Сердце Аксара, или Измена по-королевски - страница 21

Шрифт
Интервал


Зашелестели одобрительные голоса, посыпались указания по поводу поисков королевы, начались другие обсуждения. Вдруг прозвучало несмелое:

— Ваше Величество, боюсь, это невозможно.

Голос подал советник.

— Что невозможно? — спросил король. — Проникнуть в другой мир? Уйти от чужих стражей? Один раз уже удалось, и доказательство перед вами. Но второй раз я ошибки не допущу. Мы вернем настоящую королеву, чего бы нам это ни стоило.

— Ситуация слишком сложная, мы ни в чем не можем быть уверены. Даже Вы, Ваше Величество, не имеете права посещать другой мир. Я категорически против любых перемещений, да и вряд ли они сейчас возможны. Следует принять как факт, что королева недосягаема.

— Согласен, — сказал Дитрич. — Мы должны думать об Аксаре, а не об охоте за предательницей.

— Вы, Ваше Величество, связаны с королевой кровными узами. И пусть душа королевы далеко, тело ее здесь! Стало быть, мы можем разорвать брачные узы и освободить Вас, и чем скорее мы сделаем это, тем лучше.

— Начинайте, — согласился король.

Я несколько раз благодарила Уэнделла за помощь, но была готова поблагодарить его еще раз десять, не меньше. Если бы не он, никто больше не озаботился бы тем, в каком состоянии я нахожусь. Такие все важные, бросаются высокопарными словами, а сами не смогли справиться с девчонкой восемнадцати лет, которая окрутила их драгоценного Рейна, а сам Рейн вообще нарушил правила, явившись в закрытый мир, да еще и не ту душу забрал. И вот перед ними я должна благоговейно ежиться? Нет уж, господа, не дождетесь!

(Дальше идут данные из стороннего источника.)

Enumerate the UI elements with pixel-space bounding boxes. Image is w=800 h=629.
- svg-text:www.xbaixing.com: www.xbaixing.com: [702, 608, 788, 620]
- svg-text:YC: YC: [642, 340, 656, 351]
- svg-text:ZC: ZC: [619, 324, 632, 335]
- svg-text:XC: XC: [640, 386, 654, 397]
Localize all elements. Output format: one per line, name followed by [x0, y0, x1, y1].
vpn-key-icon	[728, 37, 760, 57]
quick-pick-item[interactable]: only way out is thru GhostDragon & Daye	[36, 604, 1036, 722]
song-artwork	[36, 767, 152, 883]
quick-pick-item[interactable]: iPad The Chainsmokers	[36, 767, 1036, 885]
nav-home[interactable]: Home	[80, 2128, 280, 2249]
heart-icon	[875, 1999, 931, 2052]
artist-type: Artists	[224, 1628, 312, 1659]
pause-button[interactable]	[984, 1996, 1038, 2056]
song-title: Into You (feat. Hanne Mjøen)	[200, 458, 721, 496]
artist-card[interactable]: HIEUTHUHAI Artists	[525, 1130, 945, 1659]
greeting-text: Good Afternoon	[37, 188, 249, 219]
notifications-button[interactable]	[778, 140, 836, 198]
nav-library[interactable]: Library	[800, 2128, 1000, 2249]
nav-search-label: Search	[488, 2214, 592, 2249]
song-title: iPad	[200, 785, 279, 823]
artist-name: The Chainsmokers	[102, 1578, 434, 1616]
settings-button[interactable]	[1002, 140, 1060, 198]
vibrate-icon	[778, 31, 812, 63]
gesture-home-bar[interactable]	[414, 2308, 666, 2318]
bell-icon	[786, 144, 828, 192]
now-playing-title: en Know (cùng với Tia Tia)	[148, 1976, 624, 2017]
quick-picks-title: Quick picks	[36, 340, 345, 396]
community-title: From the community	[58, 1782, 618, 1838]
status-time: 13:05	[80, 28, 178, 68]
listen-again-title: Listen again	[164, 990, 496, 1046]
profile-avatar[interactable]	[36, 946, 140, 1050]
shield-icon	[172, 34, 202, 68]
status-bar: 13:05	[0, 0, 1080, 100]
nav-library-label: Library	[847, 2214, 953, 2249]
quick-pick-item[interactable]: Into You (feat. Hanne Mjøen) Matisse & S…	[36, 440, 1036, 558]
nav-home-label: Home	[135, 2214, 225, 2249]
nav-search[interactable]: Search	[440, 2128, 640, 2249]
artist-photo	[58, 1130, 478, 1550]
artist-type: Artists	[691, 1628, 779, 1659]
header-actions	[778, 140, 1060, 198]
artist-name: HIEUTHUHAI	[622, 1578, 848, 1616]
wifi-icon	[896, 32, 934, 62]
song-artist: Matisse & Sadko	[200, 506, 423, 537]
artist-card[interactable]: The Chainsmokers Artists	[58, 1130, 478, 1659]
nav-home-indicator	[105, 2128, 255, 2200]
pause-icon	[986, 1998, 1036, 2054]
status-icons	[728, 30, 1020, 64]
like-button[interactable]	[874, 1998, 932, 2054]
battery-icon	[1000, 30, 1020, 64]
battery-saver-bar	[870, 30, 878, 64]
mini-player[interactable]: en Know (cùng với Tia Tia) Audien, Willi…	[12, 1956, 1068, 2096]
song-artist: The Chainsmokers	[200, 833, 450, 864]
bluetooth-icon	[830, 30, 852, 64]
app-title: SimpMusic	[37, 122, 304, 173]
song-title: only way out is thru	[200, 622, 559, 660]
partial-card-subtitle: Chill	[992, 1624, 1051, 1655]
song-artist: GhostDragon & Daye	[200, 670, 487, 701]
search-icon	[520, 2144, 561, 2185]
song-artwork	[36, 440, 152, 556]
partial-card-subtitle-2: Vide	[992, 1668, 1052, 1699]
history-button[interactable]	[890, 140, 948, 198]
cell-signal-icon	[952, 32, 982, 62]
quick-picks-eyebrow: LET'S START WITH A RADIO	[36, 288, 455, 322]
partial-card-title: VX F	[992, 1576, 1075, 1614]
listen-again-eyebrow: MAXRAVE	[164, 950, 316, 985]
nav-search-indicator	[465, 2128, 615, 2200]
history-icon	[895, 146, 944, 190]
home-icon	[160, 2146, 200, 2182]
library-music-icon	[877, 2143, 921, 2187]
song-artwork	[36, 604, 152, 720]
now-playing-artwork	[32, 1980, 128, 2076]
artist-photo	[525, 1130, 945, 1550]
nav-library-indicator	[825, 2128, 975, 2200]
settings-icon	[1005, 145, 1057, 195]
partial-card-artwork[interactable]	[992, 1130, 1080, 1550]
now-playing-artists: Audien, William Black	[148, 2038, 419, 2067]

Пока придворные суетились, Дитрич, как Верховный смотритель – читай, жрец – стоял напротив, опираясь на посох, и глазел на меня своими желтыми глазами коршуна. Я тоже на него поглядывала, и тоже недобро.

— Не нравится мне все это, — после долгого молчания изрек смотритель.

Решив, что эти слова адресованы мне, я отозвалась:

— Мне тоже.

— Ты не просто так сюда явилась, простокровка.

— Я высшая, многоуважаемый, по крайней мере, мне так сказали, и я не сама явилась – меня похитили, и если кто и имеет право сердиться – так это я.

Коршуна перекосило. Его, видимо, бесит, что я не боюсь, а еще раздражает, что я стою перед ним не босоногая, полуголая и растрепанная, а одетая и обутая. Об этом он уже брюзжал – требовал, чтобы меня переодели в ритуальное облачение жертвенной овцы, в ту самую полупрозрачную сорочку. К счастью, во что я одета, волновало только его.